When a read replica is created, it inherits the server parameters from the primary server. This is to ensure a consistent and reliable starting point. However, any changes to the server parameters on the primary server made after creating the read replica aren't automatically replicated. This behavior offers the advantage of individual tuning of the read replica, such as enhancing its performance for read-intensive operations without modifying the primary server's parameters. While this provides flexibility and customization options, it also necessitates careful and manual management to maintain consistency between the primary and its replica when uniformity of server parameters is required.
Administrators can change server parameters on the read replica server and set different values than on the primary server. The only exception is parameters that might affect the recovery of the replica, mentioned also in the "Scaling" section below: max_connections
, max_prepared_transactions
, max_locks_per_transaction
, max_wal_senders
, max_worker_processes
. To ensure the read replica's recovery is seamless and it doesn't encounter shared memory limitations, these particular parameters should always be set to values that are either equivalent to or greater than those configured on the primary server.
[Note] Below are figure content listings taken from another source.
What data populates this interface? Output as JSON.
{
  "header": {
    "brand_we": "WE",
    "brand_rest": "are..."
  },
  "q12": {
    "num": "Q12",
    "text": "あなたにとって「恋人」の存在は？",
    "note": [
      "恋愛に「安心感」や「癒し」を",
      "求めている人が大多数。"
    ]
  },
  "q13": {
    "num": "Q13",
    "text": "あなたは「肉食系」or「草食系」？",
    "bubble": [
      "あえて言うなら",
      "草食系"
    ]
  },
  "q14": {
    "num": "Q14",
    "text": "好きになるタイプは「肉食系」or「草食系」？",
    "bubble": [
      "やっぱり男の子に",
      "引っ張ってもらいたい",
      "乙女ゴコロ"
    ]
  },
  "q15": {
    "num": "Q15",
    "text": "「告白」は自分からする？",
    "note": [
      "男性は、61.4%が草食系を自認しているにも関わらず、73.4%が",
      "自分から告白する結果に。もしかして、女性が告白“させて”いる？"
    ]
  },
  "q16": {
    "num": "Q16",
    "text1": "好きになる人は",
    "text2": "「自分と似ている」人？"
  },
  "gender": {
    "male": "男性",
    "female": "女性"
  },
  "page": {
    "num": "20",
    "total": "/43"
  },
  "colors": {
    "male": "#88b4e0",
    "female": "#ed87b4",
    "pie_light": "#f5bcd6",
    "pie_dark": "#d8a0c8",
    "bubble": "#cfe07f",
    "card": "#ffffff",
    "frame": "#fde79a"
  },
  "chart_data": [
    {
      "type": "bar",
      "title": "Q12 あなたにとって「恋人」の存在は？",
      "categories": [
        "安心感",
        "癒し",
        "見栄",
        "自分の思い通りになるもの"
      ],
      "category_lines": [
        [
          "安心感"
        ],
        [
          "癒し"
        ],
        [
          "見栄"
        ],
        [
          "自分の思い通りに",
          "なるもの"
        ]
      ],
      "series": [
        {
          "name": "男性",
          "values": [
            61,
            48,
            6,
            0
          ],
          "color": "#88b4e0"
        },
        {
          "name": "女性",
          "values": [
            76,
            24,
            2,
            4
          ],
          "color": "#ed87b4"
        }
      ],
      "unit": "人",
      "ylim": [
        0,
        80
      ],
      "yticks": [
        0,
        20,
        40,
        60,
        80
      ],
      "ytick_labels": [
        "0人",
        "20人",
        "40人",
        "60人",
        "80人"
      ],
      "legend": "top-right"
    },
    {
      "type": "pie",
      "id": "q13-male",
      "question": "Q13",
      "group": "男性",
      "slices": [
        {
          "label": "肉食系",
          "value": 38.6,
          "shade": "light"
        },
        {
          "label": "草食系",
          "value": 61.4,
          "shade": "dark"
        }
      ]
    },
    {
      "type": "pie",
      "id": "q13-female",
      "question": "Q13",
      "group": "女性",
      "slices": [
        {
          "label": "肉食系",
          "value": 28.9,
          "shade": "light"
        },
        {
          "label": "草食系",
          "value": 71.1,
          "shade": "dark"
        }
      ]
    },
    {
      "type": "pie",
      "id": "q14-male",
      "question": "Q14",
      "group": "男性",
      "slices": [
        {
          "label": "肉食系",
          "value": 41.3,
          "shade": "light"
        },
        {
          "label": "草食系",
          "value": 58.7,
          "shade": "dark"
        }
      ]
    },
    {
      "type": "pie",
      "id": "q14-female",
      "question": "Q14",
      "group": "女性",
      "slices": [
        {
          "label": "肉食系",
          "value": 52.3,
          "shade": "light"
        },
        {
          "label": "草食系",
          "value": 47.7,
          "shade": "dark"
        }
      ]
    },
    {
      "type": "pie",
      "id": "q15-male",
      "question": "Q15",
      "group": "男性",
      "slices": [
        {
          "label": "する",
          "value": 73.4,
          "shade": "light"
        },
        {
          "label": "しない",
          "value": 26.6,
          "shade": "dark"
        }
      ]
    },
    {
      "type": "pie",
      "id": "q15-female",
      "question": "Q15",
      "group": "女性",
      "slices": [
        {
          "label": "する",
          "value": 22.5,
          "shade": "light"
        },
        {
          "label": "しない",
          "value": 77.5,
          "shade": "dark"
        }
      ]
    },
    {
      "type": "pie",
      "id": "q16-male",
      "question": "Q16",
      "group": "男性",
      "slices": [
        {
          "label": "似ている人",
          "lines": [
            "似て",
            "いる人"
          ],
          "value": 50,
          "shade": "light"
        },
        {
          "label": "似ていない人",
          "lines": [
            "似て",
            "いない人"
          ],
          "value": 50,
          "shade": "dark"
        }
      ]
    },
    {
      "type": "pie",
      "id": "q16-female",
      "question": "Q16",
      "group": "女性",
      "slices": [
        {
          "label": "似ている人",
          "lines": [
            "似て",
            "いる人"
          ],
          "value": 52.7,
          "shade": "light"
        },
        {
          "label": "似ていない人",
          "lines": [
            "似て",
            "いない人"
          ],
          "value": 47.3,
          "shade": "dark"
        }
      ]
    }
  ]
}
You're free to scale up and down compute (vCores), changing the service tier from General Purpose to Memory Optimized (or vice versa) and scaling up the storage, but the following caveats do apply.
For compute scaling:
-
Azure Database for PostgreSQL flexible server requires several parameters on replicas to be greater than or equal to the setting on the primary to ensure that the replica doesn't run out of shared memory during recovery. The parameters affected are:
max_connections
,max_prepared_transactions
,max_locks_per_transaction
,max_wal_senders
,max_worker_processes
. -
Scaling up: First scale up a replica's compute, then scale up the primary.
-
Scaling down: First scale down the primary's compute, then scale down the replica.
-
Compute on the primary must always be equal or smaller than the compute on the smallest replica.
For storage scaling:
-
Scaling up: First scale up a replica's storage, then scale up the primary.
-
Storage size on the primary must be always equal or smaller than the storage size on the smallest replica.